EBF, so no feeding/night walking for DH. He leaves for work at 5am, so he changes nappy and pops LO in with me for a feed.
He chooses to start work early so he can be home for bathtime.
This seems to work well although he is away every couple of weeks for a day or so, and bathtime is picked up by me.
As to housework... very low priority.

AllTheNaps · 02/08/2024 08:14

@Stardust127 baby is still very young and it's very soon to have it all figured out. It's so hard to see it now but it will get easier.

I have a 9 week old, my other children are 6 and 2. I predominantly care for newborn as she's EBF but she's a much easier baby then my other 2 were. DH parenting looks a lot different this time to us being first time parents as he takes the reins more with the other ones.
Communication is key, try not to engage in competitive tiredness. You'll both be tired. We both work as a team as far as housework goes.

JumalanTerve · 02/08/2024 08:53

If like a lot of men he needs to process things systematically, putting it to him like this might help? He needs to remember you're on maternity leave to look after the baby (hence the name), you haven't become a housewife - that means it's no more your job to do housework than it is his job. From there, you get to the principle that you both have a job during his working hours, yours being looking after the child and his being earning the money. That means that when he is home, logically everything should be split 50-50, giving you BOTH the chance to be rested enough to perform adequately at your day jobs.

Nejnej · 02/08/2024 08:59

Absolutely not ok. It's hard working with a newborn but it's hard caring for a newborn full time!

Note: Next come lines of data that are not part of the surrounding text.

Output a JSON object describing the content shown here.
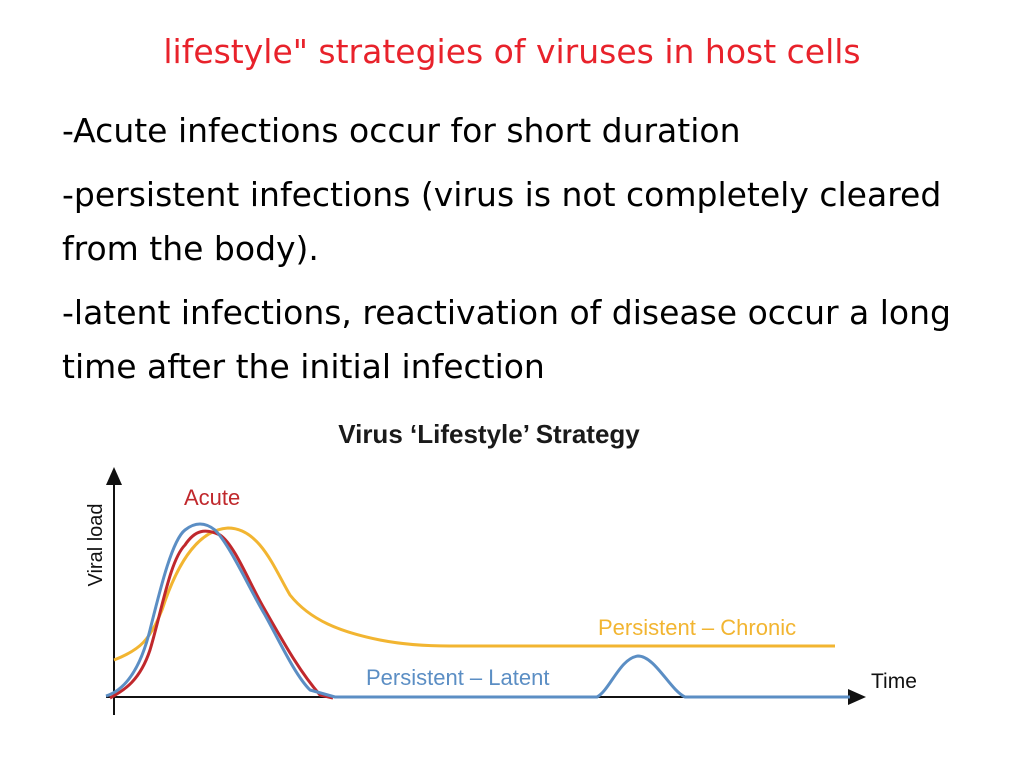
{
  "slide": {
    "title": "lifestyle\" strategies of viruses in host cells",
    "bullets": [
      "-Acute infections occur for short duration",
      "-persistent infections (virus is not completely cleared from the body).",
      "-latent infections, reactivation of disease occur a long time after the initial infection"
    ]
  },
  "diagram": {
    "title": "Virus ‘Lifestyle’ Strategy",
    "y_axis_label": "Viral load",
    "x_axis_label": "Time",
    "curve_labels": {
      "acute": "Acute",
      "chronic": "Persistent – Chronic",
      "latent": "Persistent – Latent"
    },
    "colors": {
      "acute": "#c0282c",
      "chronic": "#f2b531",
      "latent": "#5b8ec4",
      "axis": "#111111"
    }
  }
}
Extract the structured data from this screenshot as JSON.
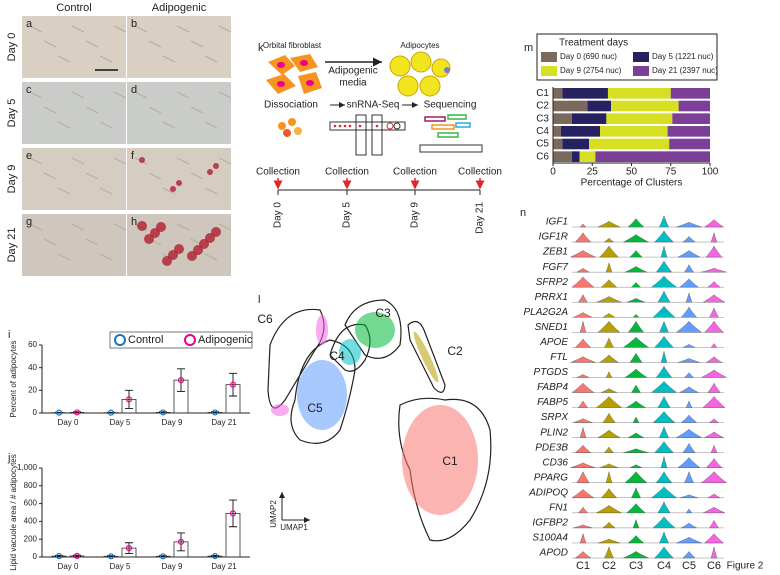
{
  "figure_label": "Figure 2",
  "panel_a_h": {
    "columns": [
      "Control",
      "Adipogenic"
    ],
    "rows": [
      "Day 0",
      "Day 5",
      "Day 9",
      "Day 21"
    ],
    "letters": [
      "a",
      "b",
      "c",
      "d",
      "e",
      "f",
      "g",
      "h"
    ]
  },
  "panel_k": {
    "letter": "k",
    "cells": [
      "Orbital fibroblast",
      "Adipocytes"
    ],
    "media": [
      "Adipogenic",
      "media"
    ],
    "steps": [
      "Dissociation",
      "snRNA-Seq",
      "Sequencing"
    ],
    "collection": [
      "Collection",
      "Collection",
      "Collection",
      "Collection"
    ],
    "days": [
      "Day 0",
      "Day 5",
      "Day 9",
      "Day 21"
    ]
  },
  "panel_l": {
    "letter": "l",
    "clusters": [
      "C1",
      "C2",
      "C3",
      "C4",
      "C5",
      "C6"
    ],
    "axes": [
      "UMAP2",
      "UMAP1"
    ]
  },
  "panel_n": {
    "letter": "n",
    "genes": [
      "IGF1",
      "IGF1R",
      "ZEB1",
      "FGF7",
      "SFRP2",
      "PRRX1",
      "PLA2G2A",
      "SNED1",
      "APOE",
      "FTL",
      "PTGDS",
      "FABP4",
      "FABP5",
      "SRPX",
      "PLIN2",
      "PDE3B",
      "CD36",
      "PPARG",
      "ADIPOQ",
      "FN1",
      "IGFBP2",
      "S100A4",
      "APOD"
    ],
    "clusters": [
      "C1",
      "C2",
      "C3",
      "C4",
      "C5",
      "C6"
    ],
    "colors": [
      "#f8766d",
      "#b79f00",
      "#00ba38",
      "#00bfc4",
      "#619cff",
      "#f564e3"
    ]
  },
  "chart_data": [
    {
      "type": "bar",
      "letter": "i",
      "ylabel": "Percent of adipocytes",
      "categories": [
        "Day 0",
        "Day 5",
        "Day 9",
        "Day 21"
      ],
      "series": [
        {
          "name": "Control",
          "color": "#1c75bc",
          "values": [
            0.3,
            0.3,
            0.5,
            0.5
          ],
          "errors": [
            0.3,
            0.3,
            0.5,
            0.5
          ]
        },
        {
          "name": "Adipogenic",
          "color": "#ec008c",
          "values": [
            0.5,
            12,
            29,
            25
          ],
          "errors": [
            0.5,
            8,
            10,
            10
          ]
        }
      ],
      "ylim": [
        0,
        60
      ],
      "yticks": [
        0,
        20,
        40,
        60
      ]
    },
    {
      "type": "bar",
      "letter": "j",
      "ylabel": "Lipid vacuole area / # adipocytes",
      "categories": [
        "Day 0",
        "Day 5",
        "Day 9",
        "Day 21"
      ],
      "series": [
        {
          "name": "Control",
          "color": "#1c75bc",
          "values": [
            10,
            8,
            8,
            10
          ],
          "errors": [
            8,
            6,
            6,
            8
          ]
        },
        {
          "name": "Adipogenic",
          "color": "#ec008c",
          "values": [
            12,
            100,
            170,
            490
          ],
          "errors": [
            8,
            60,
            100,
            150
          ]
        }
      ],
      "ylim": [
        0,
        1000
      ],
      "yticks": [
        0,
        200,
        400,
        600,
        800,
        {
          "value": 1000,
          "label": "1,000"
        }
      ]
    },
    {
      "type": "stacked_bar_h",
      "letter": "m",
      "legend_title": "Treatment days",
      "xlabel": "Percentage of Clusters",
      "categories": [
        "C1",
        "C2",
        "C3",
        "C4",
        "C5",
        "C6"
      ],
      "series": [
        {
          "name": "Day 0 (690 nuc)",
          "color": "#7a6a5d",
          "values": [
            6,
            22,
            12,
            5,
            6,
            12
          ]
        },
        {
          "name": "Day 5 (1221 nuc)",
          "color": "#262262",
          "values": [
            29,
            15,
            22,
            25,
            17,
            5
          ]
        },
        {
          "name": "Day 9 (2754 nuc)",
          "color": "#d7df23",
          "values": [
            40,
            43,
            42,
            43,
            51,
            10
          ]
        },
        {
          "name": "Day 21 (2397 nuc)",
          "color": "#7b3f98",
          "values": [
            25,
            20,
            24,
            27,
            26,
            73
          ]
        }
      ],
      "xlim": [
        0,
        100
      ],
      "xticks": [
        0,
        25,
        50,
        75,
        100
      ]
    }
  ]
}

We agreed that whilst my husband was at work, childcare was my "job" and then tried to split things 50:50 otherwise. My husband needed protected sleep overnight due to his job (surgeon) but would still take baby from the after dinner until around midnight so I got some protected sleep (between breastfeeds).

Definitely minimum of housework only, this is survival time and I found around 6 weeks harder than the first few days as the sleep debt has really built up.

Superscientist · 02/08/2024 09:42

My daughter was a baby during the pandemic. My partner was working 7am-noon shifts having to be out of the house at 5.30. so I got no help overnight.
He did do all of the housework, all of the cooking. He would often come home at lunch to me not eaten or drunk anything because of a very unsettled baby. We would often be both crying our eyes out so he held us before going back to work from home in the afternoon.
I was breastfeeding but for a while that was the only thing I did in the day. It was the only thing I could do because of severe pnd and psychosis. Everything else my partner did despite his working day being 5.30am - 6pm. Thankfully he was flexible enough in the afternoon to hold us up where possible. He did all of this without complaining once.

OMGsamesame · 02/08/2024 09:48

I started going to bed earlier- about 7/8pm - to get some sleep before the baby's bedtime.

I agree stop trying to do housework while the baby sleeps. Focus on your rest at that time.

Peonies12 · 02/08/2024 09:56

HE'S NOT "HELPING"!!!!! He's caring for his own child and looking after his own house. You should be dividing childcare and housework equally, outside of his working hours, so you both get equal downtime, him from work and you from baby care. And you should prioritise your wellbeing whilst baby is asleep, even if you can't sleep, take a bath/shower, watch TV, read, do some yoga, at least physically rest.